Saturday, 16 June 2018

'The Immaculate Heart of Mary' by Ingrid Jendrzejewski

Steel City, 1910

Magda descends on Polish Hill like so much of the metal whose siren song lured our fathers and grandfathers away from their matki and motherland. Within a week, she is selling newspapers on the street corners. Within two, she has us organised.

We wear our brothers’ clothing, we cut our hair. She teaches us to spit; we forget our breasts. She brings us papers and we sell them. We take our pennies, she takes a cut.

At first, we are ecstatic: we can now turn paper into copper into bread. Our fathers may wring coins from steel but their kind of money is passed to the old country, evaporating like our memories of the words of the Bogurodzica.

But then things start to shift. One by one, we feel a dent, notice a hollow. We begin to feel a missing. When we walk, our chests crackle.

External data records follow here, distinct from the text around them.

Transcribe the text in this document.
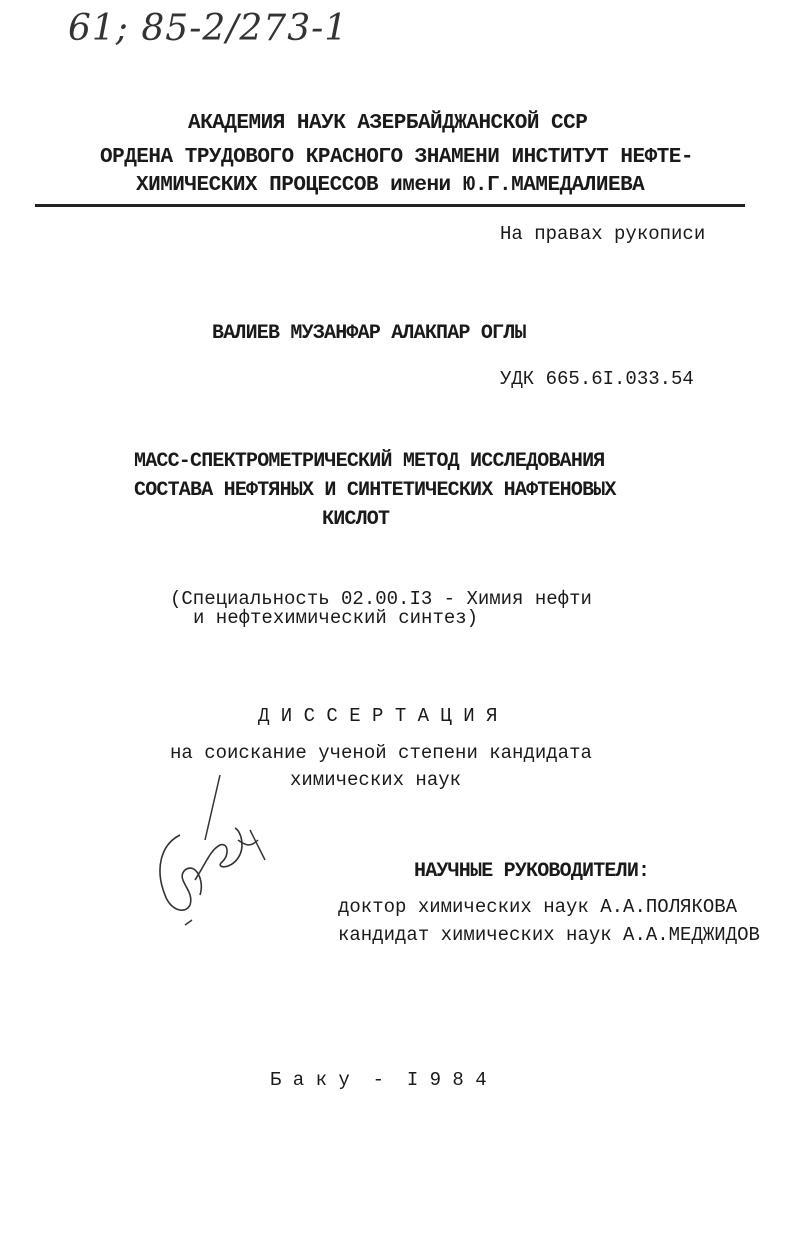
61; 85-2/273-1
АКАДЕМИЯ НАУК АЗЕРБАЙДЖАНСКОЙ ССР
ОРДЕНА ТРУДОВОГО КРАСНОГО ЗНАМЕНИ ИНСТИТУТ НЕФТЕ-
ХИМИЧЕСКИХ ПРОЦЕССОВ имени Ю.Г.МАМЕДАЛИЕВА
На правах рукописи
ВАЛИЕВ МУЗАНФАР АЛАКПАР ОГЛЫ
УДК 665.6I.033.54
МАСС-СПЕКТРОМЕТРИЧЕСКИЙ МЕТОД ИССЛЕДОВАНИЯ
СОСТАВА НЕФТЯНЫХ И СИНТЕТИЧЕСКИХ НАФТЕНОВЫХ
КИСЛОТ
(Специальность 02.00.I3 - Химия нефти
и нефтехимический синтез)
Д И С С Е Р Т А Ц И Я
на соискание ученой степени кандидата
химических наук
НАУЧНЫЕ РУКОВОДИТЕЛИ:
доктор химических наук А.А.ПОЛЯКОВА
кандидат химических наук А.А.МЕДЖИДОВ
Б а к у  -  I 9 8 4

And sure enough, when we look, we find that our hearts are gone. Our chests are filled with crumpled newsprint. We float when we walk because there is nothing to weigh us down, but it is a lightness that makes us feel heavy.

Magda lives near the Kościół Matki Boskiej and when I pass it, I hear the blood beat through its domes. I make the sign of the cross. She is not at home when I arrive, but there is no lock on the door and I let myself in.

Her room is small so I see them immediately: our hearts are wrapped in newspaper, lined up in rows along the floorboards. I look for mine, but it is not with the others. I find it elsewhere, near her pillow, in her bed. It looks as if it has been used.

I want to seize it, free it, take back what is mine. But when my hand brushes Magda’s sheets, I find myself unable to move. There are nickels in my pockets and I am thinking about love.

I will stand here until Magda returns, until I am sure of my own mind. I will stand here while the bells of the Immaculate Heart of Mary ring in the eventide, until the blood in my veins is black and thick like ink.